As such, the Policy Brief supports the recommendation in the Special Senate Committee on the Charitable Sector’s (the “Special Senate Committee”) final report, discussed in Charity & NFP Law Bulletin No. 451. The Special Senate Committee recommended, among other things, to amend Guidance CG-002 to
replace the direction and control requirement with an expenditure responsibility test that emphasizes careful monitoring of financial expenditures by intermediaries and partners rather than substantive or operational control, and thereby bringing it more in line with the policies in effect in other OECD
countries.
Second, regarding Canada’s anti-terrorism regime, the Policy Brief refers to the powers granted to the Minister of Public Safety and Emergency Preparedness and the Minister of Revenue under the Charities Registration (Security of Information) Act. These Ministers may reject an application for charitable status or revoke such status with respect to a registered charity that they believe has made, makes or will make available any resources, directly or indirectly, to a terrorist entity or an entity engaging in terrorist activities, as defined in the Criminal Code. The Policy Brief states that, although preventing Canadian
charities from being used as a tool to support terrorism is an important policy goal, many humanitarian organizations work in conflict zones where listed non-state armed groups control parts of the territory. Accordingly, the strict prohibition on the flow of any resources to or through such organizations would
often result in certain peoples being denied humanitarian aid.
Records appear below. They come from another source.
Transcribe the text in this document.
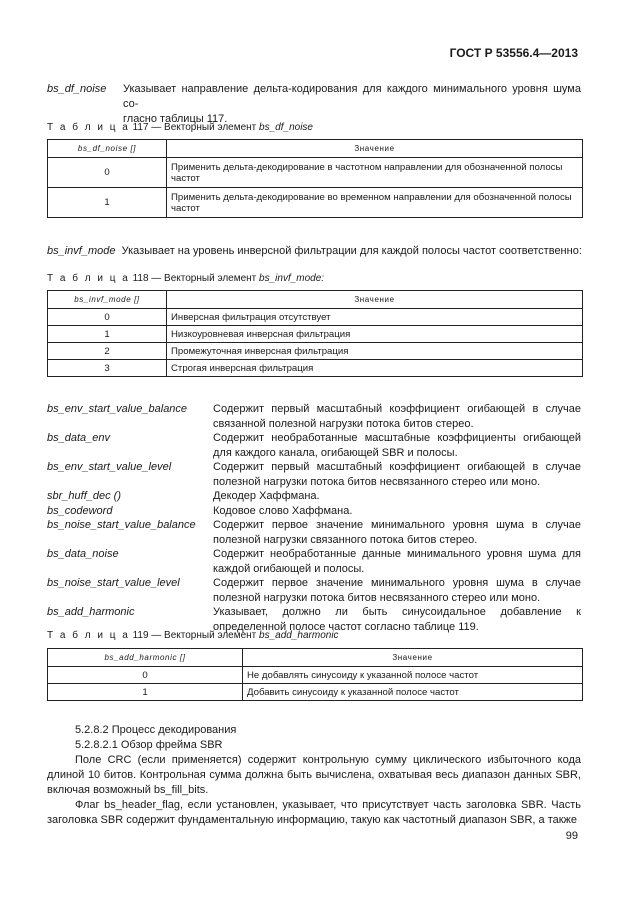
ГОСТ Р 53556.4—2013
bs_df_noise	Указывает направление дельта-кодирования для каждого минимального уровня шума со-
гласно таблицы 117.
Т а б л и ц а 117 — Векторный элемент bs_df_noise
bs_df_noise []	Значение
0	Применить дельта-декодирование в частотном направлении для обозначенной полосы частот
1	Применить дельта-декодирование во временном направлении для обозначенной полосы частот
bs_invf_mode Указывает на уровень инверсной фильтрации для каждой полосы частот соответственно:
Т а б л и ц а 118 — Векторный элемент bs_invf_mode:
bs_invf_mode []	Значение
0	Инверсная фильтрация отсутствует
1	Низкоуровневая инверсная фильтрация
2	Промежуточная инверсная фильтрация
3	Строгая инверсная фильтрация
bs_env_start_value_balance	Содержит первый масштабный коэффициент огибающей в случае связанной полезной нагрузки потока битов стерео.
bs_data_env	Содержит необработанные масштабные коэффициенты огибающей для каждого канала, огибающей SBR и полосы.
bs_env_start_value_level	Содержит первый масштабный коэффициент огибающей в случае полезной нагрузки потока битов несвязанного стерео или моно.
sbr_huff_dec ()	Декодер Хаффмана.
bs_codeword	Кодовое слово Хаффмана.
bs_noise_start_value_balance	Содержит первое значение минимального уровня шума в случае полезной нагрузки связанного потока битов стерео.
bs_data_noise	Содержит необработанные данные минимального уровня шума для каждой огибающей и полосы.
bs_noise_start_value_level	Содержит первое значение минимального уровня шума в случае полезной нагрузки потока битов несвязанного стерео или моно.
bs_add_harmonic	Указывает, должно ли быть синусоидальное добавление к определенной полосе частот согласно таблице 119.
Т а б л и ц а 119 — Векторный элемент bs_add_harmonic
bs_add_harmonic []	Значение
0	Не добавлять синусоиду к указанной полосе частот
1	Добавить синусоиду к указанной полосе частот
5.2.8.2 Процесс декодирования
5.2.8.2.1 Обзор фрейма SBR
Поле CRC (если применяется) содержит контрольную сумму циклического избыточного кода длиной 10 битов. Контрольная сумма должна быть вычислена, охватывая весь диапазон данных SBR, включая возможный bs_fill_bits.
Флаг bs_header_flag, если установлен, указывает, что присутствует часть заголовка SBR. Часть заголовка SBR содержит фундаментальную информацию, такую как частотный диапазон SBR, а также
99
As a result, these provisions work to discourage humanitarian organizations from operating in conflict-affected areas where needs may be most urgent.
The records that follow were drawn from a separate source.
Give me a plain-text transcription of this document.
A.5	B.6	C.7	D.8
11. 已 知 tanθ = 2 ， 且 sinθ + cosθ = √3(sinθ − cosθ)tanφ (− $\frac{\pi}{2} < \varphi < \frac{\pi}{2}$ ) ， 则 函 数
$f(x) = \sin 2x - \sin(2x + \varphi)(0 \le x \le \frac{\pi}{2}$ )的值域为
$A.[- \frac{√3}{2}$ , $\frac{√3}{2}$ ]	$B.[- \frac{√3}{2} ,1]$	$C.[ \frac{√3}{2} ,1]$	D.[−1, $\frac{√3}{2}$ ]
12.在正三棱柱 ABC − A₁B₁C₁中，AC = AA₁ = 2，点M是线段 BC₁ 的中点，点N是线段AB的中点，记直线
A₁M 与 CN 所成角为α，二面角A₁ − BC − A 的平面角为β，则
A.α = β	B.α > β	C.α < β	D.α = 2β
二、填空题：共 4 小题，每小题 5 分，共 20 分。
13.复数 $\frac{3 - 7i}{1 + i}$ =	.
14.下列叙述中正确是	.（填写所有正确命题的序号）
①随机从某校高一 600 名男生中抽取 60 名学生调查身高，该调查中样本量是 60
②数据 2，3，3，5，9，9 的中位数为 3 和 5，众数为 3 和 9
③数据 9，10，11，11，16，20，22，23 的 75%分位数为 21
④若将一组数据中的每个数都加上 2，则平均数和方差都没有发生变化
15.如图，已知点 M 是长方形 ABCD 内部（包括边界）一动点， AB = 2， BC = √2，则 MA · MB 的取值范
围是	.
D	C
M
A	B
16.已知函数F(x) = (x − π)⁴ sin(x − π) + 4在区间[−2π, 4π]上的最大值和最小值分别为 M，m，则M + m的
In response, the Policy Brief recommends “the repeal or amendment of the Charities Registration (Security of Information) Act in favor of the use of the Criminal Code provisions, where necessary.” It also recommends the adoption of an exemption to the Criminal Code’s anti-terrorism provisions for “impartial humanitarian assistance undertaken with due diligence,” as well as a limitation on the definition of “facilitation” in the Criminal Code to situations where the facilitator knowingly facilitates a terrorist activity.
Overall, the Policy Brief highlights the constraints imposed on the charitable sector working globally because of the current regulatory and legislative provisions relating to direction and control and the antiterrorism legislation. The Policy Brief makes significant recommendations to reform both frameworks and to engage in a broad and systematic consultation and dialogue with Canadian charities.